The Lost Art – « Lost Articles: Escape From La La Land »

Lost Articles: Escape From La La Land[Album]
01/08/2008
(Technicali Sound/Import)

Originaire de Long Beach, The Lost Art, membre du crew Technicali, vient bousculer les conventions actuelles en proposant pour son nouvel opus, « Lost Articles: Escape From La La Land », un hip hop frais, léger, et plein d’humour. Entouré de LD (lui aussi membre de Technicali), Dj Stimulus, Not Guilty, Ariano et Science à la production, il nous entraîne dans un univers haut en couleurs, comme savent si bien le faire les Californiens

S’inscrivant clairement dans le registre d’un Pigeon John, il laisse peu de place à l’esbroufe et nous offre en plus, une profusion de phases scratchées par Dj Stimulus.
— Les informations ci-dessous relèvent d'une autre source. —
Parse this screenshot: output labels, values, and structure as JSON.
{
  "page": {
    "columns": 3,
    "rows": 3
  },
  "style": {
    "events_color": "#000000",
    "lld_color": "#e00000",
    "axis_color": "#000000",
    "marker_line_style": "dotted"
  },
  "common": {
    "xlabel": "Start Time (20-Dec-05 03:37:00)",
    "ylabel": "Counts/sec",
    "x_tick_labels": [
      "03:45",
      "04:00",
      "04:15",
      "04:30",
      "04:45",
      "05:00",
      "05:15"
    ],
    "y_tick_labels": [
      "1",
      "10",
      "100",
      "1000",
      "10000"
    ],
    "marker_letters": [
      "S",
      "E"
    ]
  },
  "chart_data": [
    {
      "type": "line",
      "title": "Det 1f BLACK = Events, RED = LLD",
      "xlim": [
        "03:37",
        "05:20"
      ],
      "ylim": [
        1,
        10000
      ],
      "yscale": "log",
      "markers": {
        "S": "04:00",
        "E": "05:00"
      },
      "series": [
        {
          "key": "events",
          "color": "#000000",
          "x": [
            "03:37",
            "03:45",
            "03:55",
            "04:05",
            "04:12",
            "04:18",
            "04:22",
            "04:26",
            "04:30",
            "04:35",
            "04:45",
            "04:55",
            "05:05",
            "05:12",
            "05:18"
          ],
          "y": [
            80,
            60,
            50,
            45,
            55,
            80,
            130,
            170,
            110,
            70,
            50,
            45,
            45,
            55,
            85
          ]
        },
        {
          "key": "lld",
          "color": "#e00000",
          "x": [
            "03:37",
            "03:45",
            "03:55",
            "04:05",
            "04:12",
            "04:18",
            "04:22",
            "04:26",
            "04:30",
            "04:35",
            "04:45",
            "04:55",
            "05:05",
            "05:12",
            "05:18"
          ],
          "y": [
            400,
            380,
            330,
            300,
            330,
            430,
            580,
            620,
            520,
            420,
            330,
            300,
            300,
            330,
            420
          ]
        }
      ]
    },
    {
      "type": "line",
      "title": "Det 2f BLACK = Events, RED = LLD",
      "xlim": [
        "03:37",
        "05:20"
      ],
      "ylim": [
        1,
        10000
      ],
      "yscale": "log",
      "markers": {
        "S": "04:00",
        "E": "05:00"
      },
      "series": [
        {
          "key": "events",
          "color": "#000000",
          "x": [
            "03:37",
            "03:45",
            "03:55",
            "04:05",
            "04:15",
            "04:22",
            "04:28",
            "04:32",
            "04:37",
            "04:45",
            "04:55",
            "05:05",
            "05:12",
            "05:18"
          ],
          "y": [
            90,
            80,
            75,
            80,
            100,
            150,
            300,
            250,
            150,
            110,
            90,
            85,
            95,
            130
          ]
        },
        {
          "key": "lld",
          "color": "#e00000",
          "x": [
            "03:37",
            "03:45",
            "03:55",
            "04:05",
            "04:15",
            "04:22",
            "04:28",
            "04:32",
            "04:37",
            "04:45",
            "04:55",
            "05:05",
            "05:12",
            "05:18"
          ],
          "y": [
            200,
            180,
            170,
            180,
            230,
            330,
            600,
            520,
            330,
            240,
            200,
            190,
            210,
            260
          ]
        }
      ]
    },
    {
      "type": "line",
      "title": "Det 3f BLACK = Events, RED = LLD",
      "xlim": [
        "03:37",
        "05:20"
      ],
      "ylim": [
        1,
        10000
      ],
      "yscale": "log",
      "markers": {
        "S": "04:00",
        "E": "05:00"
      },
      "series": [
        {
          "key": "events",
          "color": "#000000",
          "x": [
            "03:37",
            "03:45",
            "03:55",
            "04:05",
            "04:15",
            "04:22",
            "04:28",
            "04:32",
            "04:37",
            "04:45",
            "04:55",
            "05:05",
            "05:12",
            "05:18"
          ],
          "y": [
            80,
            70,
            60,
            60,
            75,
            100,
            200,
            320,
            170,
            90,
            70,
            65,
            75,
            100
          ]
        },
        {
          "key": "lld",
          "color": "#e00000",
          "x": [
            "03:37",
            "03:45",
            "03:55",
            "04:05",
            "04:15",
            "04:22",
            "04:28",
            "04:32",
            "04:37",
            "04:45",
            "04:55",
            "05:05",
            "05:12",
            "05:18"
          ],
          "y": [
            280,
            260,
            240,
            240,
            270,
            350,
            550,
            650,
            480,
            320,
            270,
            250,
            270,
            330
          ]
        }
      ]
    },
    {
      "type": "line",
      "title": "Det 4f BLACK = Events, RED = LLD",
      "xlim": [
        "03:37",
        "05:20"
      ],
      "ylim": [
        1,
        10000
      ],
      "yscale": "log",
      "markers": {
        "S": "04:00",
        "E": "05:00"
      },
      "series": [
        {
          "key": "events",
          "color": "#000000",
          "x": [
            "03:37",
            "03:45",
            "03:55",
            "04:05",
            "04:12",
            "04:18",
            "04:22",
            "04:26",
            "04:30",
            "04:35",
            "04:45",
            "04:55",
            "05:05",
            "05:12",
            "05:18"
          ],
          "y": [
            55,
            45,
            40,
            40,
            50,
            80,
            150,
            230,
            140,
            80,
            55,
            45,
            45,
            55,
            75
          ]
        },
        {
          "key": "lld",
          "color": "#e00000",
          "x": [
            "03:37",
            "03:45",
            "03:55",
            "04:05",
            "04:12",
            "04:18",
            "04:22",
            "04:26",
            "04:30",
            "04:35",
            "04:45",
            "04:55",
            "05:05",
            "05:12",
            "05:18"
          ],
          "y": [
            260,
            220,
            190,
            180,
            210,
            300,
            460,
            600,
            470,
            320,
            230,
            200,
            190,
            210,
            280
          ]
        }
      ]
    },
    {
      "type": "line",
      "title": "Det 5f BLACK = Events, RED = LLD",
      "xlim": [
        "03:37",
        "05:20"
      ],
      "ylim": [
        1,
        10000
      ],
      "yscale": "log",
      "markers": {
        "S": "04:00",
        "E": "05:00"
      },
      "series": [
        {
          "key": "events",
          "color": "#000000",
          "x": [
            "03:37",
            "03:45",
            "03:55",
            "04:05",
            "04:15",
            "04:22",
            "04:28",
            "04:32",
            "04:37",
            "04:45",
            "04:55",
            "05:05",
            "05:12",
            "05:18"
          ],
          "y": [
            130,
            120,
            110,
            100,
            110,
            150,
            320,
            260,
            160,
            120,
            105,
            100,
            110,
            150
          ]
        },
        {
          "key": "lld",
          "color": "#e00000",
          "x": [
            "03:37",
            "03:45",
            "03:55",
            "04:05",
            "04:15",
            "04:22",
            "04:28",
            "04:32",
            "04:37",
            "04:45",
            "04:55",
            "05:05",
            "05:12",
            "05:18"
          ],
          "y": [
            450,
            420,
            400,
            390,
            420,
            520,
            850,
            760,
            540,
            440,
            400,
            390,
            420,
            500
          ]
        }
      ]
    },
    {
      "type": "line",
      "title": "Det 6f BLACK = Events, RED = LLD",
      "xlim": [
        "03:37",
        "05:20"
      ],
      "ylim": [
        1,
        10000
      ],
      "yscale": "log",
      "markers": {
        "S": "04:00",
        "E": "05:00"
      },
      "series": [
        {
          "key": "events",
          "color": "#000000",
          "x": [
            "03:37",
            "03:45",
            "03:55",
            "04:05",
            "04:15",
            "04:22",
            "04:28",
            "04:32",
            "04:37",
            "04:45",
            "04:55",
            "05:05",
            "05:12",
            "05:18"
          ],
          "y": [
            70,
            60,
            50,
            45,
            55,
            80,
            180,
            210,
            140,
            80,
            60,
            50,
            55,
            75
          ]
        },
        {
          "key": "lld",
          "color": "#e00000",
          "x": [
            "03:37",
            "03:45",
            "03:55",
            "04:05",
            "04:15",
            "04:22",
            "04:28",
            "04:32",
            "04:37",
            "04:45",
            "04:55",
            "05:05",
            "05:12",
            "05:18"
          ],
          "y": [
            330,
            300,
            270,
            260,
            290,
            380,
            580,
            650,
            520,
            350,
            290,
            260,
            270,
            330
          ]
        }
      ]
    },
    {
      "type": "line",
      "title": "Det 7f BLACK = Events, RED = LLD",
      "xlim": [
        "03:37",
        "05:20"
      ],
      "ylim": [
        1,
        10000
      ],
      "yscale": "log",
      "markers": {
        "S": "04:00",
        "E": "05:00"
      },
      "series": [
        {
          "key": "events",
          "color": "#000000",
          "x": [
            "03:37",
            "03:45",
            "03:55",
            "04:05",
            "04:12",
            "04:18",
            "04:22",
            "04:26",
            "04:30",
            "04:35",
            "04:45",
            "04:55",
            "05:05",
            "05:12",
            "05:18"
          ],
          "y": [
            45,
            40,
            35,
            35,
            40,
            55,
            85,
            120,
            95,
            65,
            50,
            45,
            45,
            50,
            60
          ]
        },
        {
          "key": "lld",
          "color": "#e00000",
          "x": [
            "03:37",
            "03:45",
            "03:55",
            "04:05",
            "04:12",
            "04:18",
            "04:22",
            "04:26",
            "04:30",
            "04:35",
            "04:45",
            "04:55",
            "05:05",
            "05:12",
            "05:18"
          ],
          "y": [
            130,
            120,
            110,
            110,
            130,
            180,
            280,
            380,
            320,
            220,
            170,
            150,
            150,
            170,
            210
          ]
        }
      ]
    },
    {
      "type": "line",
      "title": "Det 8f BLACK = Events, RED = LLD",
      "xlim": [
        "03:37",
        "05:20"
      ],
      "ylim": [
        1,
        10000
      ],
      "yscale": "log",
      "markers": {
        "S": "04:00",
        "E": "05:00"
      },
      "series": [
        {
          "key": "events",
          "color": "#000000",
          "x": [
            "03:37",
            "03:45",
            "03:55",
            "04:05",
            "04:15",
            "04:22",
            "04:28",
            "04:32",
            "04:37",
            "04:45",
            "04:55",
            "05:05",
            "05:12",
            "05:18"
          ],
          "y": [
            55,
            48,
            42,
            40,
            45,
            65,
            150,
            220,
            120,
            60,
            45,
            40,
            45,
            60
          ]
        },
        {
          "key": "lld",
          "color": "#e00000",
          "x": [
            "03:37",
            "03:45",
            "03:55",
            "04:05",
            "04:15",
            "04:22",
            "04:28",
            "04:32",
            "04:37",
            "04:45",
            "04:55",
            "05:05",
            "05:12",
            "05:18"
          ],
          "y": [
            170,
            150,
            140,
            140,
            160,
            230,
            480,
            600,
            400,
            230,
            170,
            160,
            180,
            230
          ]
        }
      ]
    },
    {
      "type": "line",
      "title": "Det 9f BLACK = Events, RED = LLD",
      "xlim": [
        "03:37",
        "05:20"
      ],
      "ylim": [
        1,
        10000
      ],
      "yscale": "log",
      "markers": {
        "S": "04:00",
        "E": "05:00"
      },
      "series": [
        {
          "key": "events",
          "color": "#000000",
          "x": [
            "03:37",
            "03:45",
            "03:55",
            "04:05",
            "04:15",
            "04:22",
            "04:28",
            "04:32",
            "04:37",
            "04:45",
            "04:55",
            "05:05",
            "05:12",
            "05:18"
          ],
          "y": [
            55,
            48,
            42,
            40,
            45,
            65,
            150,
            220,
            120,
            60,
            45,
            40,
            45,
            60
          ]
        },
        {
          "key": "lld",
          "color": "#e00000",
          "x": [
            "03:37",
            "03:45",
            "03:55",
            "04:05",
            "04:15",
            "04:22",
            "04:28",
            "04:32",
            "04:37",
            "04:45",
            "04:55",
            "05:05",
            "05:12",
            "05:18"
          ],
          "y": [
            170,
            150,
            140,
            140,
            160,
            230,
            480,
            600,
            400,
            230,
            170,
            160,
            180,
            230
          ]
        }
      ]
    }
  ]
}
Avec des titres tels que « Kill’Em With Kindness », « Life Is A Battle », « Stop What You’re Doing », il redonnera le sourire à ceux gagnés par la morosité de la fin d’été. Mais, s’il est vrai qu’il semble parfaitement à l’aise dans une certaine simplicité, il nous démontre très vite qu’il serait dommage de le cantonner à ce style. Illustration quand LD sample Barry White (« You Make Feel Like This » de l’album « White Gold ») pour « Setting Up Shop »: il montre une nouvelle facette de son talent, et prouve toute la versatilité du personnage. Preuve à nouveau avec « Dynamic Bullies », plus digital, faisant office d’exception. Et ce n’est pas tout puisqu’on a aussi droit à quelques titres plus « classiques » (« I Gotta Rhyme », « Bare Witness », « Litlle Differences ») ou baignés d’émotion avec le magnifique « Don’t Hang Up », touchant d’introspection, et « On The Road Again » avec Ariano et Lord Zen des Visionaries. Du même crew, on retrouve d’ailleurs LMNO pour un « Find The Strength » clôturant parfaitement cet opus plein de vitalité

Si The Lost Art cite régulièrement Atmosphère, Rakim, et The Alkaholiks parmi ses principales influences, nul doute qu’il semble sur la bonne voie pour les rejoindre, tant son aisance dans l’écriture semble évidente. Ne vous laissez pas piéger par l’apparente naïveté du Mc de Los Angeles, sa plume est bien plus aiguisée qu’il n’y paraît. Logique pour celui qui se nourrit de poésie depuis son plus jeune âge, qui est un inconditionnel des passages TV des Def Poets, et qui récite ses gammes, certes avec une certaine désinvolture, mais avec une sensibilité contagieuse. A des années lumières du mainstream ambiant, il apporte un soupçon de joie dans ce monde pas toujours rose. Parfait pour une arrière saison qu’il illumine

Ecoutez un extrait ici.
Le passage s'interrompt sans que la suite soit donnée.